The LOOP group is a subgroup of cpus. As mentioned above, subgroups can inherit the restrictions managed by the parent group, so loop will inherit access to the entire CPU of the system

[root@i-k9pwet2d shell]# ls -l /sys/fs/cgroup/cpu/loop total 0 -rw-r--r-- 1 root root 0 Jul 20 17:15 cgroup.clone_children --w--w--w- 1 root root 0 Jul 20 17:15 cgroup.event_control -rw-r--r-- 1 root root 0 Jul 20 17:15 cgroup.procs -r--r--r-- 1 root root 0 Jul 20 17:15 cpuacct.stat -rw-r--r-- 1 root root 0 Jul 20 17:15 cpuacct.usage -r--r--r-- 1 root root 0 Jul 20 17:15 cpuacct.usage_percpu -rw-r--r-- 1 root root 0 Jul 20 17:15 cpu.cfs_period_us -rw-r--r-- 1 root root 0 Jul 20 17:15 cpu.cfs_quota_us -rw-r--r-- 1 root root 0 Jul 20 17:15 cpu.rt_period_us -rw-r--r--  1 root root 0 Jul 20 17:15 cpu.rt_runtime_us -rw-r--r-- 1 root root 0 Jul 20 17:15 cpu.shares -r--r--r-- 1 root root 0 Jul 20 17:15 cpu.stat -rw-r--r-- 1 root root 0 Jul 20 17:15 notify_on_release -rw-r--r-- 1 root root 0 Jul 20 17:15 tasksCopy the code

Check the CPU limit of the inherited LOOP group. The calculation period is 100000US and the sampling time is unrestricted (-1).

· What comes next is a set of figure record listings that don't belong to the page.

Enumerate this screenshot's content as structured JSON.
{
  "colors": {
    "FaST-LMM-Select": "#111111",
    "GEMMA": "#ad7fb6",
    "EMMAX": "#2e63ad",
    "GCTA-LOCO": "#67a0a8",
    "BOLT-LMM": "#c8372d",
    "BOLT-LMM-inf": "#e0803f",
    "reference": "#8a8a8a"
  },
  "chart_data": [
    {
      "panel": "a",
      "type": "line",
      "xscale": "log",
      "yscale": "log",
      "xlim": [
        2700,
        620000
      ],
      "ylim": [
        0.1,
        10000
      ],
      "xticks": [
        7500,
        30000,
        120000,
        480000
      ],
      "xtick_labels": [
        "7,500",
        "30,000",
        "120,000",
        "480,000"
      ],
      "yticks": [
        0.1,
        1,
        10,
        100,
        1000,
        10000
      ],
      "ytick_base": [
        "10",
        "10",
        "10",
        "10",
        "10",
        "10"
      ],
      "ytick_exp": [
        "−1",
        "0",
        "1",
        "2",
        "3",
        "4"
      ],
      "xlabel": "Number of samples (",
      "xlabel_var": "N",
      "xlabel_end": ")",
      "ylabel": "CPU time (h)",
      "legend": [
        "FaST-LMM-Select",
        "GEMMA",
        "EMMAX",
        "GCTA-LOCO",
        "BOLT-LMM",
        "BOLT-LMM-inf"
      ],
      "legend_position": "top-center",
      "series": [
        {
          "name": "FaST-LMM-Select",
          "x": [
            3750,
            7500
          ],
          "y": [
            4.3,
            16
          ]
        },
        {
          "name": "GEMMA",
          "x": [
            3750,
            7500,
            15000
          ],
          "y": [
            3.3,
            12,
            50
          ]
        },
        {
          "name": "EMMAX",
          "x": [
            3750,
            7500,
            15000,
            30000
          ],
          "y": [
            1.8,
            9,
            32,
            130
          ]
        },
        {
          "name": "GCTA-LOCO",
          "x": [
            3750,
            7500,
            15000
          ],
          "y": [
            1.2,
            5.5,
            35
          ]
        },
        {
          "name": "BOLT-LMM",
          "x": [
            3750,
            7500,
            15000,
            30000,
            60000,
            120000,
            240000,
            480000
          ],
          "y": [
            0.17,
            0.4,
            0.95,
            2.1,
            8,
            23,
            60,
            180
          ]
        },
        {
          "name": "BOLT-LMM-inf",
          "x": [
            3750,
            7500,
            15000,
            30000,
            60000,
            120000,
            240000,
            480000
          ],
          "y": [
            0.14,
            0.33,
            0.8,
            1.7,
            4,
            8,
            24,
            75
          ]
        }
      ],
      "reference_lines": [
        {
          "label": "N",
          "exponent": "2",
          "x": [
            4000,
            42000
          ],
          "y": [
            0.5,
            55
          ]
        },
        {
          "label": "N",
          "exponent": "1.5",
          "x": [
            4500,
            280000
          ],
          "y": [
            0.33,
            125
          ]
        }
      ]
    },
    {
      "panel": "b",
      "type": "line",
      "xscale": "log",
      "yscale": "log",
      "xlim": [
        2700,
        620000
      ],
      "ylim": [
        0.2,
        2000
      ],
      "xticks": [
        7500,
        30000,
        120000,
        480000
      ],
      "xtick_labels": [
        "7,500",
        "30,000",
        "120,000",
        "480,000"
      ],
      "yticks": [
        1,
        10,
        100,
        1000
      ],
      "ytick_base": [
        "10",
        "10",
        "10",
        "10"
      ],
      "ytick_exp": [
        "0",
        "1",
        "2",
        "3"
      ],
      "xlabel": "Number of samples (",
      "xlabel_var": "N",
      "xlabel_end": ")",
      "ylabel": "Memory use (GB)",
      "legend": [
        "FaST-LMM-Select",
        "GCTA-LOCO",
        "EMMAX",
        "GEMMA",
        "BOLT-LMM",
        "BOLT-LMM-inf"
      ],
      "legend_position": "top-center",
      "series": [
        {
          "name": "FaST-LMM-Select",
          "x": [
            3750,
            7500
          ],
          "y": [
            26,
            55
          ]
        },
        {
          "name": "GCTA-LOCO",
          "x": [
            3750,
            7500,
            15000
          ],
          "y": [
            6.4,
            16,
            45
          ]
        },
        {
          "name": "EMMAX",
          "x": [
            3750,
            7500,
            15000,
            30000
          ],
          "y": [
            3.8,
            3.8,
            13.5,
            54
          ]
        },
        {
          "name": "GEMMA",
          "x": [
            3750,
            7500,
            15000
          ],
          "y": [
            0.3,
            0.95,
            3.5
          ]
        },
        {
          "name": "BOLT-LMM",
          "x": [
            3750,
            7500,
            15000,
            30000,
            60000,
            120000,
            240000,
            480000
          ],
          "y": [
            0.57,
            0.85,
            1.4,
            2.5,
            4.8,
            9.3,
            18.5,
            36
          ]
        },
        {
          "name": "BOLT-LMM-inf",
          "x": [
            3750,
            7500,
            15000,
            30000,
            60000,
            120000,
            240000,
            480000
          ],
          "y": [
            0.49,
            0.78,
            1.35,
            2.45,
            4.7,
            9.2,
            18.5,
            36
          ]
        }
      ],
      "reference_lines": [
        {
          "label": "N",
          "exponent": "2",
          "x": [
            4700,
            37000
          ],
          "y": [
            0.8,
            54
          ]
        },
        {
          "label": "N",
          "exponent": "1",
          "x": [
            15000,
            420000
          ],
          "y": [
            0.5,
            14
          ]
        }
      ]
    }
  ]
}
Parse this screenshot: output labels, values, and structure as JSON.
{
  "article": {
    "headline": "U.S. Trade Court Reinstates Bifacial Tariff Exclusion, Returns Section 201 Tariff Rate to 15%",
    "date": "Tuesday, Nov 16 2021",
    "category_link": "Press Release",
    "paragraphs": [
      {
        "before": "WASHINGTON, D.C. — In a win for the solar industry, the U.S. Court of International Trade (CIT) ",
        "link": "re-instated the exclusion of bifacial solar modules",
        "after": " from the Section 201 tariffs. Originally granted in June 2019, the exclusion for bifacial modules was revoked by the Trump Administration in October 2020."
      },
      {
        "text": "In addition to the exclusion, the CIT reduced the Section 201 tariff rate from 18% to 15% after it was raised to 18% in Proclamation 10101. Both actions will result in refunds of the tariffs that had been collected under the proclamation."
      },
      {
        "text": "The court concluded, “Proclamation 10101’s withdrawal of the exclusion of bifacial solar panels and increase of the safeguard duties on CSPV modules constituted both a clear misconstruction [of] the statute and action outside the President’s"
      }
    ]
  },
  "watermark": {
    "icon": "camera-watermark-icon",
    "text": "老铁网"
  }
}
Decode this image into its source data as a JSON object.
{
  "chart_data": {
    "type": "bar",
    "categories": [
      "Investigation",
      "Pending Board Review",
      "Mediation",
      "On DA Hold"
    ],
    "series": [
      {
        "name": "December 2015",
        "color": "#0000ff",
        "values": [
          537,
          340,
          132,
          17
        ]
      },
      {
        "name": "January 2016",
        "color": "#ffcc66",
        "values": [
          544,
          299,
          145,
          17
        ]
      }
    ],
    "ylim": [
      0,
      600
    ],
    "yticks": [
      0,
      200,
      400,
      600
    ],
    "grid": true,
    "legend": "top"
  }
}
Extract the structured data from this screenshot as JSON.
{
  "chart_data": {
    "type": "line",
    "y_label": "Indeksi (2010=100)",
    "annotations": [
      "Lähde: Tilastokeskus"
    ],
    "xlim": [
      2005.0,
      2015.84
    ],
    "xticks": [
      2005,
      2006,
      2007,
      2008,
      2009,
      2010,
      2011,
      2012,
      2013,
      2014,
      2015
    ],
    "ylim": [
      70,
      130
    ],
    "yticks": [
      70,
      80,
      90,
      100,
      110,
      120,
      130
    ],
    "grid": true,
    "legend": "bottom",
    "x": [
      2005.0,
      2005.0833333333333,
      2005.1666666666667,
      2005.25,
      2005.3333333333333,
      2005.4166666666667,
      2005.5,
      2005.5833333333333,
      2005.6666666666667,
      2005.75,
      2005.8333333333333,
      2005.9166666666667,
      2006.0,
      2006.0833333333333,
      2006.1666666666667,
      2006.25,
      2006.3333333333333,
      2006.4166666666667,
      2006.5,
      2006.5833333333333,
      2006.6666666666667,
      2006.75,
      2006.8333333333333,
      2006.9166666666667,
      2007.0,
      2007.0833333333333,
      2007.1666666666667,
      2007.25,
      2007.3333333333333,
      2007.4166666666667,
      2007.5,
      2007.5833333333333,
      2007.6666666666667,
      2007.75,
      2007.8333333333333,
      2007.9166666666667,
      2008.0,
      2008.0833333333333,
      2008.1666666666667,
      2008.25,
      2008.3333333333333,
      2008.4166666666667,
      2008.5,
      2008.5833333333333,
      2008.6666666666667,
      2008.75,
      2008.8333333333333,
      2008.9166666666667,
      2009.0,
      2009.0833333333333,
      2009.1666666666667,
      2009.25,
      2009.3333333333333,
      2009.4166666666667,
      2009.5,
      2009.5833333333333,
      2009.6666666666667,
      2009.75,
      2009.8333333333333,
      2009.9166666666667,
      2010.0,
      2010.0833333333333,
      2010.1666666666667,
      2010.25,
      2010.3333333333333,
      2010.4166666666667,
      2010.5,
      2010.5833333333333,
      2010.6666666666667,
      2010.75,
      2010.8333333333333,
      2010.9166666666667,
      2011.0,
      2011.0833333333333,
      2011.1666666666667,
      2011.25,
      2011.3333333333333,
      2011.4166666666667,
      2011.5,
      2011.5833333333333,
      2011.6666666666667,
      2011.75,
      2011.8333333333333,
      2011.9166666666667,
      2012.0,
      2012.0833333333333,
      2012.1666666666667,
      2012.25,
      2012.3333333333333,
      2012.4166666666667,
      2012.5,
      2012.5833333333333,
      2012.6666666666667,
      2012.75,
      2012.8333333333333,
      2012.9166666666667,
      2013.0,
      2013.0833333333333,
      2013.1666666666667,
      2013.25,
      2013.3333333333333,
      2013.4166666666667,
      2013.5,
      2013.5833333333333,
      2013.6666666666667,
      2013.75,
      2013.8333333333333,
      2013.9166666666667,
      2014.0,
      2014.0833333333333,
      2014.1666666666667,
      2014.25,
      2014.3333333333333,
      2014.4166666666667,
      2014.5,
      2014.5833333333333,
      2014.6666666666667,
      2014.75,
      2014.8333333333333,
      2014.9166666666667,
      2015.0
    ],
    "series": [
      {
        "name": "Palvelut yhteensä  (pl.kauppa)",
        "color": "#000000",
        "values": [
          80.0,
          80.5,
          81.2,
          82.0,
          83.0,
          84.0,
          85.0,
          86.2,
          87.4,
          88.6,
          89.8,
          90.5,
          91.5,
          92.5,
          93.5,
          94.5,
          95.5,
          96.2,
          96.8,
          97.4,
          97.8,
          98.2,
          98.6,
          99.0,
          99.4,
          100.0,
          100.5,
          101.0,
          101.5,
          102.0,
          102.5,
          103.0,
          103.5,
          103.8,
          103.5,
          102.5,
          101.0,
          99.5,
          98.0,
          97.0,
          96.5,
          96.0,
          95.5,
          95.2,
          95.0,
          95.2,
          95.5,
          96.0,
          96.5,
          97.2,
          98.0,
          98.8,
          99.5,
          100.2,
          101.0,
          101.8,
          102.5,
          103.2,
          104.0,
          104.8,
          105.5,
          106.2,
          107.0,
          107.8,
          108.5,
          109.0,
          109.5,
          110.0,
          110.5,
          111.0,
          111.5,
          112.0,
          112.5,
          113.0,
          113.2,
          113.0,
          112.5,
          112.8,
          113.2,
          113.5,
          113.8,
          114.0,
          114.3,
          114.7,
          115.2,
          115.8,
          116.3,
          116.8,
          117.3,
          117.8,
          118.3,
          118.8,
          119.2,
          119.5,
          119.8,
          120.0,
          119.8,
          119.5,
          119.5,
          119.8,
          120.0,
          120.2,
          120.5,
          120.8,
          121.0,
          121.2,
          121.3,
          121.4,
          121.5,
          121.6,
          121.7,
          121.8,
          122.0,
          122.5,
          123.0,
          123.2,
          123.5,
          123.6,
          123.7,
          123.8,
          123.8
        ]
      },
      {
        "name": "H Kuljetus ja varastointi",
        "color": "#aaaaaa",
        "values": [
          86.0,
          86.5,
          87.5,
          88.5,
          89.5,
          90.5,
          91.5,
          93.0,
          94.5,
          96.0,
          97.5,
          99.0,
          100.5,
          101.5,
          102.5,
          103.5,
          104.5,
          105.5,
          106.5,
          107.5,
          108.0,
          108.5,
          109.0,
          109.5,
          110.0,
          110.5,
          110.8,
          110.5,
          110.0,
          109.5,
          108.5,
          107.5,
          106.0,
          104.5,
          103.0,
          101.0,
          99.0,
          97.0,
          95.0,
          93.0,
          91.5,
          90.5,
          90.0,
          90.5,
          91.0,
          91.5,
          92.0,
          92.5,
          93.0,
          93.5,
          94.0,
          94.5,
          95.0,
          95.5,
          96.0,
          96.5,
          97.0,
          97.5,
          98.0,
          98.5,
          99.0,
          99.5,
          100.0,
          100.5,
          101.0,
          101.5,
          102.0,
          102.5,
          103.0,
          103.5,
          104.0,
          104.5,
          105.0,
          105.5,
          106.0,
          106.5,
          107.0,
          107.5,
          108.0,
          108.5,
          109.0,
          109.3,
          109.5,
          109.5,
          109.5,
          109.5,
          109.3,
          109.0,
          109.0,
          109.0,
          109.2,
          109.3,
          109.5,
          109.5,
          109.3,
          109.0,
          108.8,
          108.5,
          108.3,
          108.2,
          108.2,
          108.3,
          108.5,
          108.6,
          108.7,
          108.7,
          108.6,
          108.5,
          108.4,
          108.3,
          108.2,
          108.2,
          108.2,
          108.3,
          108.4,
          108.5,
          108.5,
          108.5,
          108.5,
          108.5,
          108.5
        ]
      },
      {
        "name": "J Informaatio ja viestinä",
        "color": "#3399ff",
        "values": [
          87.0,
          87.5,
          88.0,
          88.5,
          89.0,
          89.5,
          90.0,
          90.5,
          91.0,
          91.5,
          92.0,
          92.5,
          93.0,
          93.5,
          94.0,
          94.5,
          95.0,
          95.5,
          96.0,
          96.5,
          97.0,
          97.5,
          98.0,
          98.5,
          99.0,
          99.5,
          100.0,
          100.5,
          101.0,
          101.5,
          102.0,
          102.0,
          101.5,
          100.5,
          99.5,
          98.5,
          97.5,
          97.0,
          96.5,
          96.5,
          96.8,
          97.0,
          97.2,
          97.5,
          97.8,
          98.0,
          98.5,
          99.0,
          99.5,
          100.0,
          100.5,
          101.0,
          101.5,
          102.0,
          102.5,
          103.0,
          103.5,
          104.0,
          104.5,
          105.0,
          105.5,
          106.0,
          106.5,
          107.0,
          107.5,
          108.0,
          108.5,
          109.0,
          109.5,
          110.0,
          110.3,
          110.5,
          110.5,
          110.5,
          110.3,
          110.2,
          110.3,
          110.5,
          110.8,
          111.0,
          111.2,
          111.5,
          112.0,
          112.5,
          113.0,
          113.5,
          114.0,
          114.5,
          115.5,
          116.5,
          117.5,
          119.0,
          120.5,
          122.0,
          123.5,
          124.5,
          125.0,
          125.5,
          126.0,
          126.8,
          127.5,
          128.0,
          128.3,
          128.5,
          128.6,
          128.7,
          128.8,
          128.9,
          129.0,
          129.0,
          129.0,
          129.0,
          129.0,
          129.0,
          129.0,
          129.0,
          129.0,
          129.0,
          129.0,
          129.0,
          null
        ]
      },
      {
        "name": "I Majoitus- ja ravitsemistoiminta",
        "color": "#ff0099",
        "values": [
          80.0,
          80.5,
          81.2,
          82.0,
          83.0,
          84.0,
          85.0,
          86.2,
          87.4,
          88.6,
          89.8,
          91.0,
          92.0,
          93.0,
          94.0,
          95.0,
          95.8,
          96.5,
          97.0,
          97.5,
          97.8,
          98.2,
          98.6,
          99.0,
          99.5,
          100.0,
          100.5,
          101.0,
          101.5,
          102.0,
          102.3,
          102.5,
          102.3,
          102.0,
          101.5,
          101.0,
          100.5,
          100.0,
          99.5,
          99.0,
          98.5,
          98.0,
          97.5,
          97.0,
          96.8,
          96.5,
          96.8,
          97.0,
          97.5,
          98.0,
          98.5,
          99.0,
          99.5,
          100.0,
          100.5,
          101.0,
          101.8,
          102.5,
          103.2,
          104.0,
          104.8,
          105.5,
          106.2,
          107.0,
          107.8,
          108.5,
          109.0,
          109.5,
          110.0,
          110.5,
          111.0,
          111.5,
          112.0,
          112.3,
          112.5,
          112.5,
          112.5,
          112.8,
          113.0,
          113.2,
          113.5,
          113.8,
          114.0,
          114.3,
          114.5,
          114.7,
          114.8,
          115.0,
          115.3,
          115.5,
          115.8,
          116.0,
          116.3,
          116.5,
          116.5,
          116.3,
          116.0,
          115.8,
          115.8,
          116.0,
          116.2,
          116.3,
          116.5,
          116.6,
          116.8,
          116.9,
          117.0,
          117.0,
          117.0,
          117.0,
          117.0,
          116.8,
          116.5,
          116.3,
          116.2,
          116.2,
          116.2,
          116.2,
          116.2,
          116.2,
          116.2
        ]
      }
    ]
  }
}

[root@i-k9pwet2d shell]# cat /sys/fs/cgroup/cpu/loop/cpu.cfs_period_us
100000
[root@i-k9pwet2d shell]# cat /sys/fs/cgroup/cpu/loop/cpu.cfs_quota_us
-1
Copy the code

To limit the process’s CPU usage to 50%, we need to update the value of cpu.cfs_quota_us to 50000

echo 50000 >/sys/fs/cgroup/cpu/loop/cpu.cfs_quota_us
Copy the code

Update script PID to tasks under the loop control group

[root@i-k9pwet2d shell]# echo 21497 >/sys/fs/cgroup/cpu/loop/tasks
Copy the code

At this point our script CPU usage has been limited to 50%

  PID USER      PR  NI    VIRT    RES    SHR S %CPU %MEM     TIME+ COMMAND                                        
21497 root      20   0  113284   1176    996 R 50.0  0.1  12:17.48 bash  
Copy the code

When docker starts a container, the CPU limit parameters –cpu-period and –cpu-quota actually adjust the CPU quota of the corresponding container control group.


Reference:

  • An In-depth analysis of Kubernetes by Lei Zhang
  • Everything You Need to Know about Linux Containers, Part I: Linux Control Groups and Process Isolation
  • Namespaces (7) — Linux manual Page

The small composition has the inadequacy place welcome to point out.

Welcome to collect, like and ask questions. Keep an eye on top water cooler managers and sometimes do more than just boil hot water.